Tanzanian soldiers who had come as liberators, turned into smiling, sadistic, killers. Owning watches, sunglasses, TV sets and radios became death sentences. The city’s discos and nightclubs closed at noon, since shootings would start mid-afternoon continuing until the following morning. Amin had gone but Kampala felt even less secure.

With the support of the International Monetary Fund and other external donors, Obote tried hard to rebuild the economy. Initially his efforts seemed successful, but the extraordinary inflation rate resulting from an entrenched black-market system worked against him.

It was impossible for urban wage earners to keep pace with rising prices, and salaried civil servants grew frustrated at the government’s inability to increase their pay in line with their needs.

The main problem M7 faced, thanks to UNLA’s demobilisation programme, was an acute shortage of weapons. If his initial number of would-be guerrillas was small (34), weapons were in shorter supply (27 – the Ugandan famous 27 guns).

M7’s new guerilla movement entered the public domain on 6th February 1981, an attack on Kabamba, a military barracks 3½ hours drive west of Kampala, the agenda get some guns.

M7 had studied Uganda maps in detail, working out where his guerilla movements needed secret cells, certain locations kept popping up. One location kept popping up, Makerere University was always one of the names. Within the region, a cell was run out of a safe house in Nairobi. As a conduit it was used connecting would-be recruits to its organisers. Wannabe guerrillas would cross the frontier, gather at agreed collection hubs. If judged suitable, be smuggled back into guerilla strongholds in Uganda and taught how to fight.
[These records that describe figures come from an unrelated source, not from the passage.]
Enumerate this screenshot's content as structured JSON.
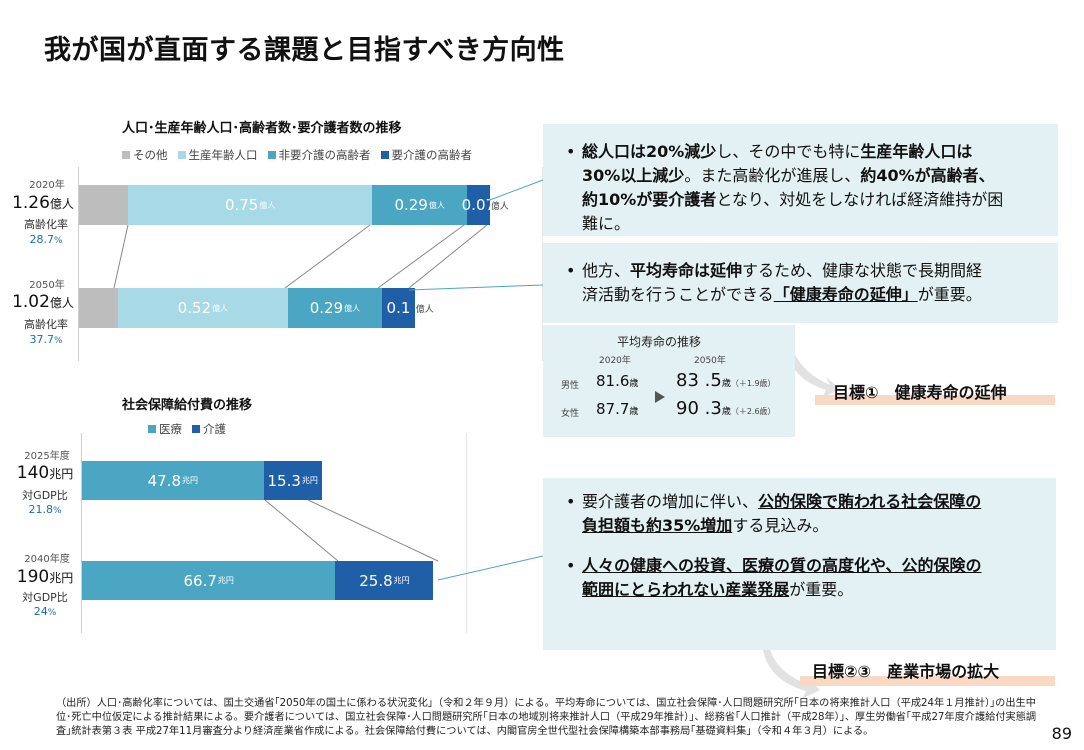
{
  "page_title": "我が国が直面する課題と目指すべき方向性",
  "colors": {
    "other": "#bdbdbd",
    "working": "#a8d9e6",
    "noncare": "#4aa6c2",
    "care": "#1f5fa8",
    "medical": "#4aa6c2",
    "kaigo": "#1f5fa8",
    "box": "#e4f1f4",
    "goal_bar": "#f9d9c3"
  },
  "chart_data": [
    {
      "type": "bar",
      "orientation": "horizontal-stacked",
      "title": "人口･生産年齢人口･高齢者数･要介護者数の推移",
      "legend": [
        "その他",
        "生産年齢人口",
        "非要介護の高齢者",
        "要介護の高齢者"
      ],
      "legend_position": "top",
      "rows": [
        {
          "year": "2020年",
          "total": "1.26",
          "total_unit": "億人",
          "ratio_label": "高齢化率",
          "ratio": "28.7",
          "ratio_unit": "%",
          "values": [
            0.15,
            0.75,
            0.29,
            0.07
          ],
          "labels": [
            null,
            {
              "v": "0.75",
              "u": "億人"
            },
            {
              "v": "0.29",
              "u": "億人"
            },
            {
              "v": "0.07",
              "u": "億人"
            }
          ]
        },
        {
          "year": "2050年",
          "total": "1.02",
          "total_unit": "億人",
          "ratio_label": "高齢化率",
          "ratio": "37.7",
          "ratio_unit": "%",
          "values": [
            0.12,
            0.52,
            0.29,
            0.1
          ],
          "labels": [
            null,
            {
              "v": "0.52",
              "u": "億人"
            },
            {
              "v": "0.29",
              "u": "億人"
            },
            {
              "v": "0.1",
              "u": "億人"
            }
          ]
        }
      ],
      "unit": "億人"
    },
    {
      "type": "bar",
      "orientation": "horizontal-stacked",
      "title": "社会保障給付費の推移",
      "legend": [
        "医療",
        "介護"
      ],
      "legend_position": "top",
      "rows": [
        {
          "year": "2025年度",
          "total": "140",
          "total_unit": "兆円",
          "ratio_label": "対GDP比",
          "ratio": "21.8",
          "ratio_unit": "%",
          "values": [
            47.8,
            15.3
          ],
          "labels": [
            {
              "v": "47.8",
              "u": "兆円"
            },
            {
              "v": "15.3",
              "u": "兆円"
            }
          ]
        },
        {
          "year": "2040年度",
          "total": "190",
          "total_unit": "兆円",
          "ratio_label": "対GDP比",
          "ratio": "24",
          "ratio_unit": "%",
          "values": [
            66.7,
            25.8
          ],
          "labels": [
            {
              "v": "66.7",
              "u": "兆円"
            },
            {
              "v": "25.8",
              "u": "兆円"
            }
          ]
        }
      ],
      "unit": "兆円"
    }
  ],
  "box1": {
    "dot": "•",
    "line1": [
      {
        "t": "総人口は20%減少",
        "b": true
      },
      {
        "t": "し、その中でも特に"
      },
      {
        "t": "生産年齢人口は",
        "b": true
      }
    ],
    "line2": [
      {
        "t": "30%以上減少",
        "b": true
      },
      {
        "t": "。また高齢化が進展し、"
      },
      {
        "t": "約40%が高齢者、",
        "b": true
      }
    ],
    "line3": [
      {
        "t": "約10%が要介護者",
        "b": true
      },
      {
        "t": "となり、対処をしなければ経済維持が困"
      }
    ],
    "line4": [
      {
        "t": "難に。"
      }
    ]
  },
  "box2": {
    "dot": "•",
    "line1": [
      {
        "t": "他方、"
      },
      {
        "t": "平均寿命は延伸",
        "b": true
      },
      {
        "t": "するため、健康な状態で長期間経"
      }
    ],
    "line2": [
      {
        "t": "済活動を行うことができる"
      },
      {
        "t": "「健康寿命の延伸」",
        "u": true
      },
      {
        "t": "が重要。"
      }
    ]
  },
  "life": {
    "title": "平均寿命の推移",
    "y1": "2020年",
    "y2": "2050年",
    "male": "男性",
    "female": "女性",
    "male_2020": "81.6",
    "female_2020": "87.7",
    "male_2050": "83 .5",
    "female_2050": "90 .3",
    "unit": "歳",
    "male_diff": "（＋1.9歳）",
    "female_diff": "（＋2.6歳）"
  },
  "goal1": "目標①　健康寿命の延伸",
  "box3": {
    "dot": "•",
    "b1_line1": [
      {
        "t": "要介護者の増加に伴い、"
      },
      {
        "t": "公的保険で賄われる社会保障の",
        "u": true
      }
    ],
    "b1_line2": [
      {
        "t": "負担額も約35%増加",
        "u": true
      },
      {
        "t": "する見込み。"
      }
    ],
    "b2_line1": [
      {
        "t": "人々の健康への投資、医療の質の高度化や、公的保険の",
        "u": true
      }
    ],
    "b2_line2": [
      {
        "t": "範囲にとらわれない産業発展",
        "u": true
      },
      {
        "t": "が重要。"
      }
    ]
  },
  "goal2": "目標②③　産業市場の拡大",
  "source": "（出所）人口･高齢化率については、国土交通省｢2050年の国土に係わる状況変化｣（令和２年９月）による。平均寿命については、国立社会保障･人口問題研究所｢日本の将来推計人口（平成24年１月推計）｣の出生中位･死亡中位仮定による推計結果による。要介護者については、国立社会保障･人口問題研究所｢日本の地域別将来推計人口（平成29年推計）｣、総務省｢人口推計（平成28年）｣、厚生労働省｢平成27年度介護給付実態調査｣統計表第３表 平成27年11月審査分より経済産業省作成による。社会保障給付費については、内閣官房全世代型社会保障構築本部事務局｢基礎資料集｣（令和４年３月）による。",
  "page_number": "89"
}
It inevitably drew the Ugandan authorities’ attention. This was the era of “panda gari” (Kiswahili for get into the car), Obote’s security services toured the streets, loaded “suspected” sympathisers into pickup cars, driven to interrogation centres which they never emerged.

The famous “Computermen” – undercover agents, would loiter around campus gates, whipping away students, whose battered bodies would later be discovered, decomposed in forests on the outskirts of the city.